By Carola Meusel
USAG Stuttgart Public Affairs Office
The city of Stuttgart celebrates Baden-Württemberg’s centuries-old wine tradition during its annual “Stuttgarter Weindorf,” or wine village, from late August to early September in downtown Stuttgart.
The middle Neckar region has always been known for cultivating fine wines, ranging from Trollinger red to white Riesling to rosé Schiller wines. According to legend, there was more wine than water in Stuttgart during the 14th century, which resulted in Swabia adopting wine as the national drink.
“The Weindorf is a fest that focuses on fully living and enjoying the Swabian way of life, and it’s a fest for all generations. Everybody comes together for good company, a glass of wine and a swell time,” said Axel Grau, the Pro Stuttgart Verkehrsverein managing director.
Every year, new, quality wines are featured. Grau recommends the Trollinger red wine, one of the most popular wines of the Württemberg region.
After buying the first glass of wine, a visitor can use the glass to sample wine throughout the fest and keep it as a souvenir.
Wine and food were meant for each other, and the wine village offers both.
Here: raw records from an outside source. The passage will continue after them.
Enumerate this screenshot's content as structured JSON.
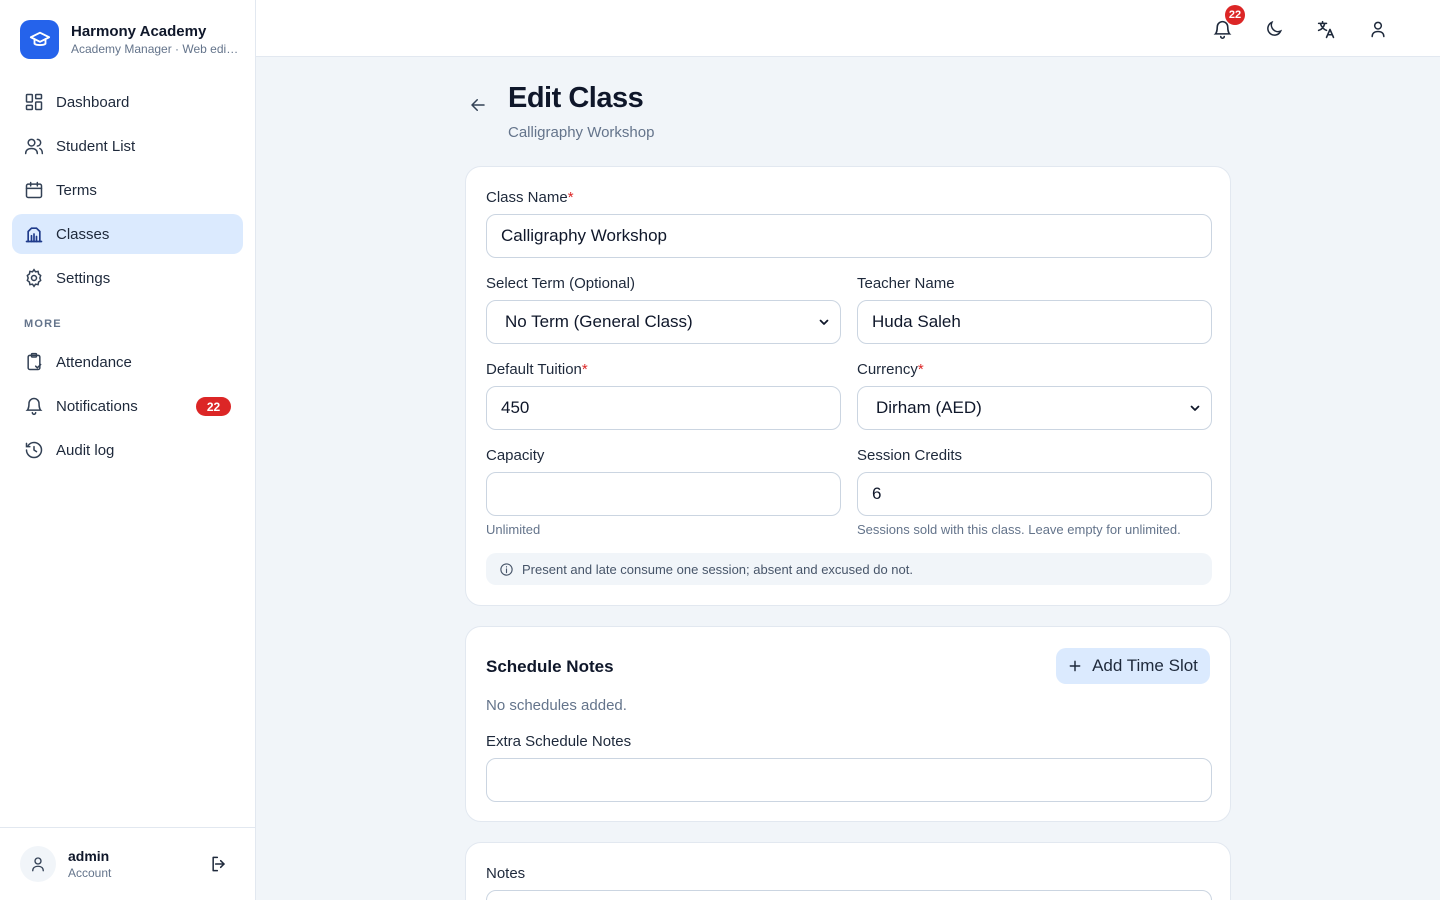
{
  "brand": {
    "name": "Harmony Academy",
    "subtitle": "Academy Manager · Web edition"
  },
  "sidebar": {
    "items": [
      {
        "label": "Dashboard",
        "icon": "dashboard-icon"
      },
      {
        "label": "Student List",
        "icon": "users-icon"
      },
      {
        "label": "Terms",
        "icon": "calendar-icon"
      },
      {
        "label": "Classes",
        "icon": "building-icon",
        "active": true
      },
      {
        "label": "Settings",
        "icon": "gear-icon"
      }
    ],
    "more_label": "MORE",
    "more_items": [
      {
        "label": "Attendance",
        "icon": "clipboard-icon"
      },
      {
        "label": "Notifications",
        "icon": "bell-icon",
        "badge": "22"
      },
      {
        "label": "Audit log",
        "icon": "history-icon"
      }
    ]
  },
  "account": {
    "name": "admin",
    "role": "Account"
  },
  "topbar": {
    "notification_count": "22",
    "icons": [
      "bell-icon",
      "moon-icon",
      "translate-icon",
      "user-icon"
    ]
  },
  "page": {
    "title": "Edit Class",
    "subtitle": "Calligraphy Workshop"
  },
  "form": {
    "class_name_label": "Class Name",
    "class_name_value": "Calligraphy Workshop",
    "term_label": "Select Term (Optional)",
    "term_value": "No Term (General Class)",
    "teacher_label": "Teacher Name",
    "teacher_value": "Huda Saleh",
    "tuition_label": "Default Tuition",
    "tuition_value": "450",
    "currency_label": "Currency",
    "currency_value": "Dirham (AED)",
    "capacity_label": "Capacity",
    "capacity_value": "",
    "capacity_hint": "Unlimited",
    "credits_label": "Session Credits",
    "credits_value": "6",
    "credits_hint": "Sessions sold with this class. Leave empty for unlimited.",
    "info_text": "Present and late consume one session; absent and excused do not.",
    "required_mark": "*"
  },
  "schedule": {
    "title": "Schedule Notes",
    "add_label": "Add Time Slot",
    "empty_text": "No schedules added.",
    "extra_label": "Extra Schedule Notes",
    "extra_value": ""
  },
  "notes": {
    "label": "Notes"
  },
  "colors": {
    "accent": "#2563eb",
    "active_bg": "#dbeafe",
    "badge": "#dc2626",
    "page_bg": "#f1f5f9"
  }
}
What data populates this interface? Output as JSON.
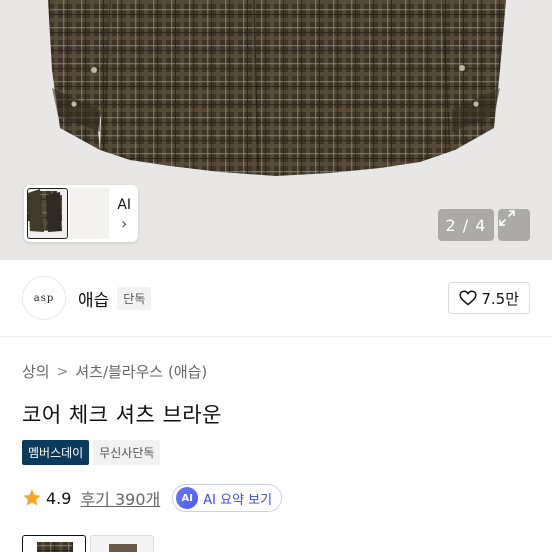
{
  "gallery": {
    "thumbnail_ai_label": "AI",
    "page_indicator": "2 / 4"
  },
  "brand": {
    "logo_text": "asp",
    "name": "애습",
    "tag": "단독",
    "likes": "7.5만"
  },
  "breadcrumb": {
    "level1": "상의",
    "separator": ">",
    "level2": "셔츠/블라우스 (애습)"
  },
  "product": {
    "title": "코어 체크 셔츠 브라운",
    "badges": [
      "멤버스데이",
      "무신사단독"
    ],
    "rating": "4.9",
    "reviews": "후기 390개",
    "ai_summary_icon": "AI",
    "ai_summary_label": "AI 요약 보기"
  },
  "colors": {
    "accent_member_badge": "#0c3a5c",
    "ai_accent": "#3c4ad8",
    "star": "#f5a623"
  }
}
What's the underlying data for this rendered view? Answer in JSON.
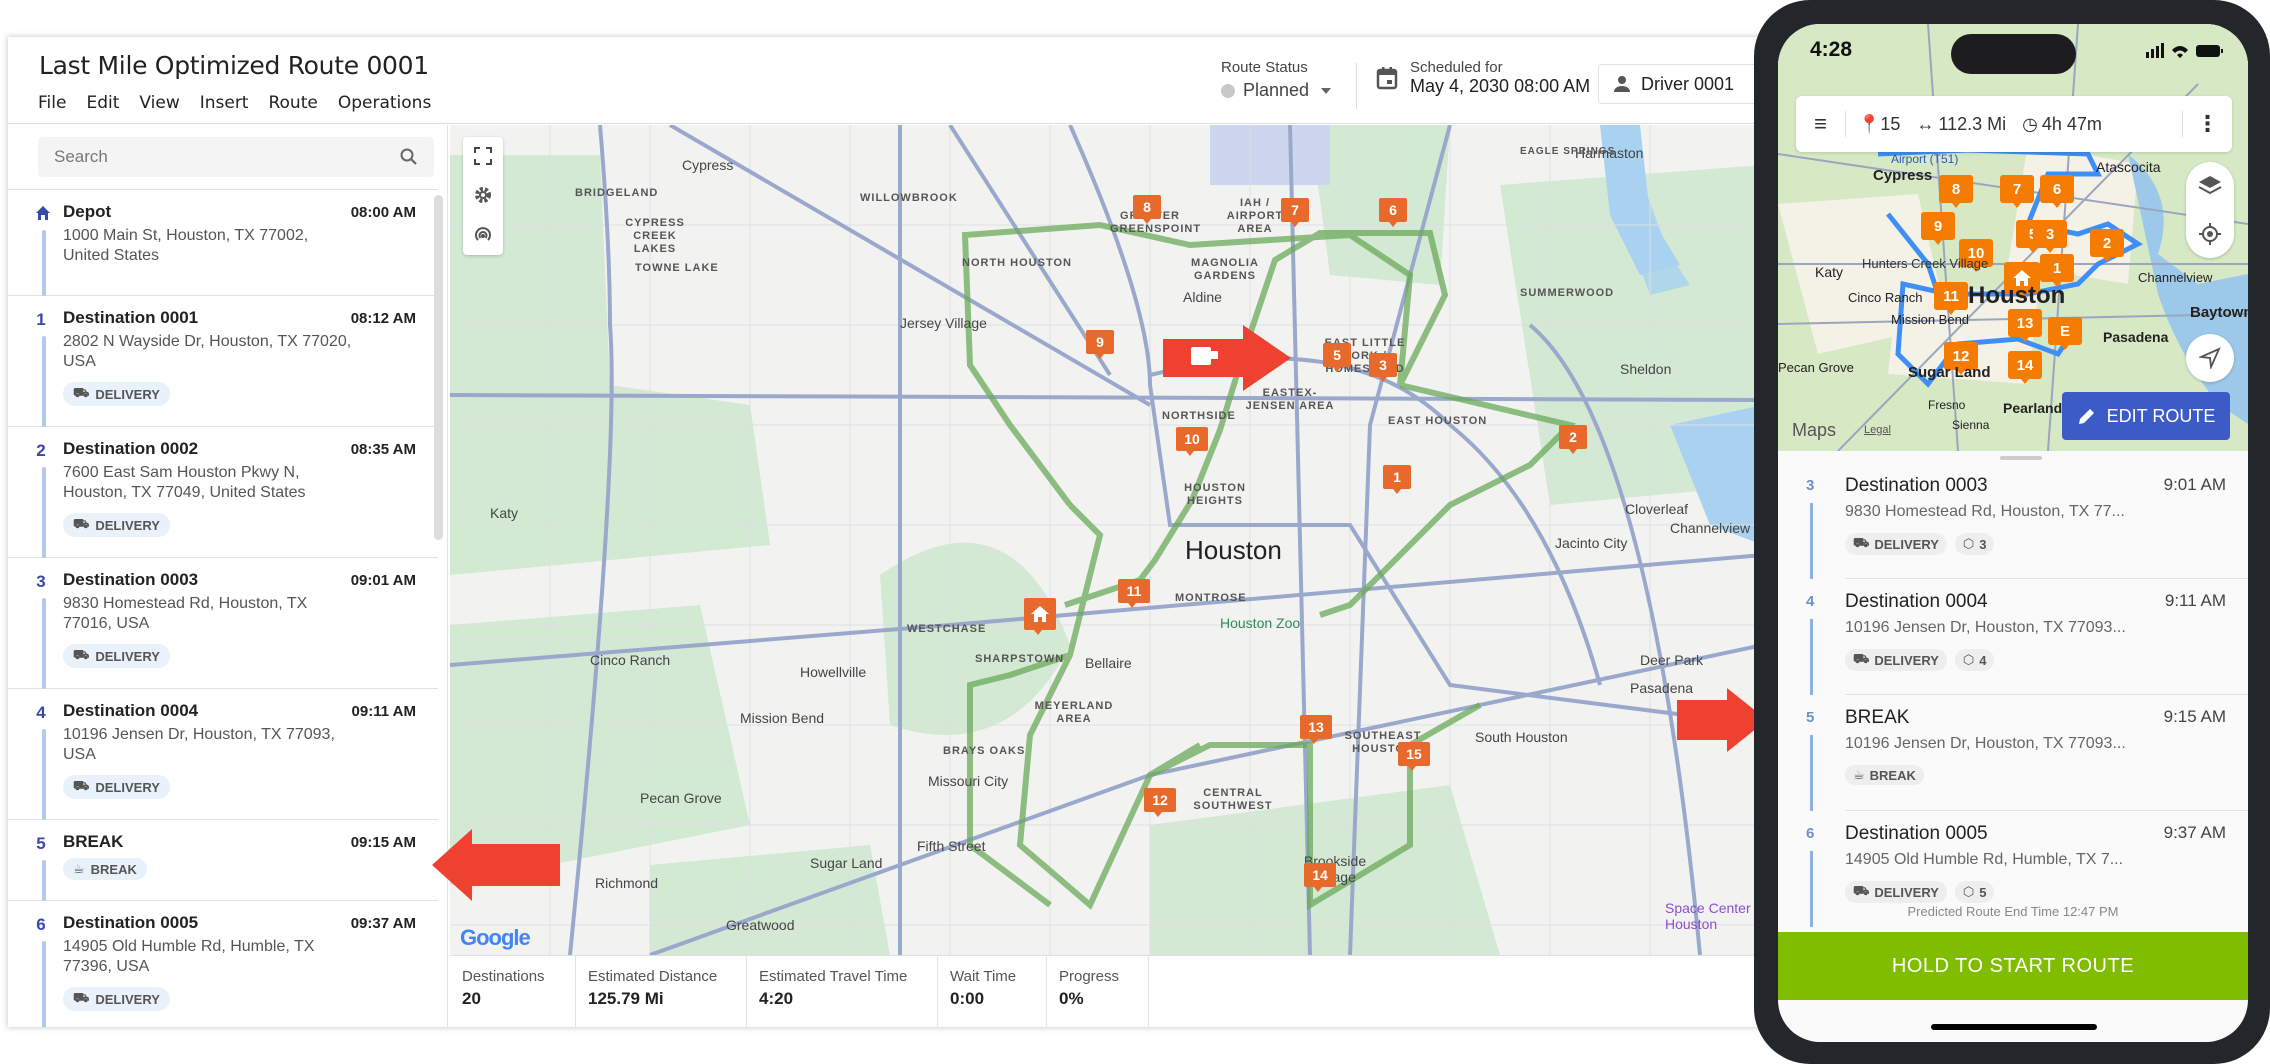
{
  "app": {
    "title": "Last Mile Optimized Route 0001",
    "menu": [
      "File",
      "Edit",
      "View",
      "Insert",
      "Route",
      "Operations"
    ],
    "route_status": {
      "label": "Route Status",
      "value": "Planned"
    },
    "schedule": {
      "label": "Scheduled for",
      "value": "May 4, 2030 08:00 AM"
    },
    "driver": "Driver 0001"
  },
  "sidebar": {
    "search_placeholder": "Search",
    "stops": [
      {
        "num": "",
        "icon": "home-icon",
        "name": "Depot",
        "time": "08:00 AM",
        "address": "1000 Main St, Houston, TX 77002, United States",
        "tag": ""
      },
      {
        "num": "1",
        "name": "Destination 0001",
        "time": "08:12 AM",
        "address": "2802 N Wayside Dr, Houston, TX 77020, USA",
        "tag": "DELIVERY"
      },
      {
        "num": "2",
        "name": "Destination 0002",
        "time": "08:35 AM",
        "address": "7600 East Sam Houston Pkwy N, Houston, TX 77049, United States",
        "tag": "DELIVERY"
      },
      {
        "num": "3",
        "name": "Destination 0003",
        "time": "09:01 AM",
        "address": "9830 Homestead Rd, Houston, TX 77016, USA",
        "tag": "DELIVERY"
      },
      {
        "num": "4",
        "name": "Destination 0004",
        "time": "09:11 AM",
        "address": "10196 Jensen Dr, Houston, TX 77093, USA",
        "tag": "DELIVERY"
      },
      {
        "num": "5",
        "name": "BREAK",
        "time": "09:15 AM",
        "address": "",
        "tag": "BREAK"
      },
      {
        "num": "6",
        "name": "Destination 0005",
        "time": "09:37 AM",
        "address": "14905 Old Humble Rd, Humble, TX 77396, USA",
        "tag": "DELIVERY"
      }
    ]
  },
  "map": {
    "markers": [
      "1",
      "2",
      "3",
      "5",
      "6",
      "7",
      "8",
      "9",
      "10",
      "11",
      "12",
      "13",
      "14",
      "15"
    ],
    "labels": [
      "Cypress",
      "Jersey Village",
      "Houston",
      "Aldine",
      "Houston Zoo",
      "Bellaire",
      "Pasadena",
      "Sugar Land",
      "Missouri City",
      "Katy",
      "Cloverleaf",
      "Channelview",
      "Sheldon",
      "Deer Park",
      "Harmaston",
      "Pecan Grove",
      "Richmond",
      "Mission Bend",
      "Jacinto City",
      "Brookside Village",
      "South Houston",
      "Cinco Ranch",
      "Greatwood",
      "Howellville",
      "Fifth Street",
      "Space Center Houston"
    ],
    "districts": [
      "BRIDGELAND",
      "CYPRESS CREEK LAKES",
      "TOWNE LAKE",
      "WILLOWBROOK",
      "NORTH HOUSTON",
      "IAH / AIRPORT AREA",
      "GREATER GREENSPOINT",
      "MAGNOLIA GARDENS",
      "EAST LITTLE YORK / HOMESTEAD",
      "EASTEX-JENSEN AREA",
      "EAST HOUSTON",
      "NORTHSIDE",
      "HOUSTON HEIGHTS",
      "MONTROSE",
      "SHARPSTOWN",
      "WESTCHASE",
      "BRAYS OAKS",
      "MEYERLAND AREA",
      "SOUTHEAST HOUSTON",
      "CENTRAL SOUTHWEST",
      "EAGLE SPRINGS",
      "SUMMERWOOD"
    ],
    "attribution": "Google"
  },
  "stats": [
    {
      "label": "Destinations",
      "value": "20"
    },
    {
      "label": "Estimated Distance",
      "value": "125.79 Mi"
    },
    {
      "label": "Estimated Travel Time",
      "value": "4:20"
    },
    {
      "label": "Wait Time",
      "value": "0:00"
    },
    {
      "label": "Progress",
      "value": "0%"
    }
  ],
  "phone": {
    "time": "4:28",
    "topbar": {
      "stops": "15",
      "distance": "112.3 Mi",
      "duration": "4h 47m"
    },
    "map_markers": [
      "8",
      "7",
      "6",
      "9",
      "5",
      "3",
      "2",
      "10",
      "1",
      "11",
      "13",
      "E",
      "12",
      "14"
    ],
    "map_labels": [
      "Cypress",
      "Atascocita",
      "Katy",
      "Hunters Creek Village",
      "Houston",
      "Cinco Ranch",
      "Mission Bend",
      "Channelview",
      "Baytown",
      "Pasadena",
      "Sugar Land",
      "Pecan Grove",
      "Pearland",
      "Fresno",
      "Sienna",
      "Airport (T51)"
    ],
    "maps_brand": "Maps",
    "legal": "Legal",
    "edit_route": "EDIT ROUTE",
    "stops": [
      {
        "num": "3",
        "name": "Destination 0003",
        "time": "9:01 AM",
        "address": "9830 Homestead Rd, Houston, TX 77...",
        "tag": "DELIVERY",
        "packages": "3"
      },
      {
        "num": "4",
        "name": "Destination 0004",
        "time": "9:11 AM",
        "address": "10196 Jensen Dr, Houston, TX 77093...",
        "tag": "DELIVERY",
        "packages": "4"
      },
      {
        "num": "5",
        "name": "BREAK",
        "time": "9:15 AM",
        "address": "10196 Jensen Dr, Houston, TX 77093...",
        "tag": "BREAK",
        "packages": ""
      },
      {
        "num": "6",
        "name": "Destination 0005",
        "time": "9:37 AM",
        "address": "14905 Old Humble Rd, Humble, TX 7...",
        "tag": "DELIVERY",
        "packages": "5"
      }
    ],
    "predicted_end": "Predicted Route End Time 12:47 PM",
    "start_button": "HOLD TO START ROUTE"
  },
  "colors": {
    "accent": "#3949ab",
    "marker": "#e76a2c",
    "route": "#6aaa5a",
    "start": "#80bc00",
    "edit": "#3d5bc7",
    "arrow": "#ef4130"
  }
}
More than 500 wines from the Württemberg and Baden regions can be accompanied with traditional Swabian dishes such as “Maultaschen” (meat and vegetable-stuffed noodles), “Zwiebelrostbraten” (roast beef with sautéed onions) and “Bubaspitzle” (potato noodles mainly served with sauerkraut). Only quality and freshly-made food from the region will be offered at the fest, according to Grau.
The menus throughout the various booths will also be available in English.
The Weindorf also offers patrons the chance to get to know downtown Stuttgart a little better and become familiar with a few of its most notable sights.
The fest spans from the Marktplatz square to Kirchstrasse and the Schillerplatz square. Here, the statue of the famous Swabian poet, Friedrich Schiller, oversees the wine fest. Some people say that the light-bodied Schiller rosé wine is named after him.
The Schillerplatz is framed by several historic buildings, to include Stuttgart’s old castle, the old chancellery, the prince’s building and the “Stiftskirche,” or collegiate church. The church is Stuttgart’s oldest Protestant church and the only monument dating back to the Staufen era, making it the city’s most significant landmark.
Another landmark in the square is the “Fruchtkasten” building. During the Middle Ages, the building was a storage hall for grain and also housed a wine press. Today, the State Museum Württemberg’s musical instrument collection is displayed there.
The fest is open daily from 11:30 a.m. to 11 p.m. Sunday through Wednesday, and from 11:30 a.m. until midnight Thursday through Saturday.
Visitors should stop by the “Infolaube” information booth at Dorotheenstrasse (adjacent to Stuttgart’s Markthalle) for information and special offers.
Select family days feature face painting and live music from folk to jazz. Guided walking tours of the Weindorf in English can be booked by calling civ. 0711-6771897.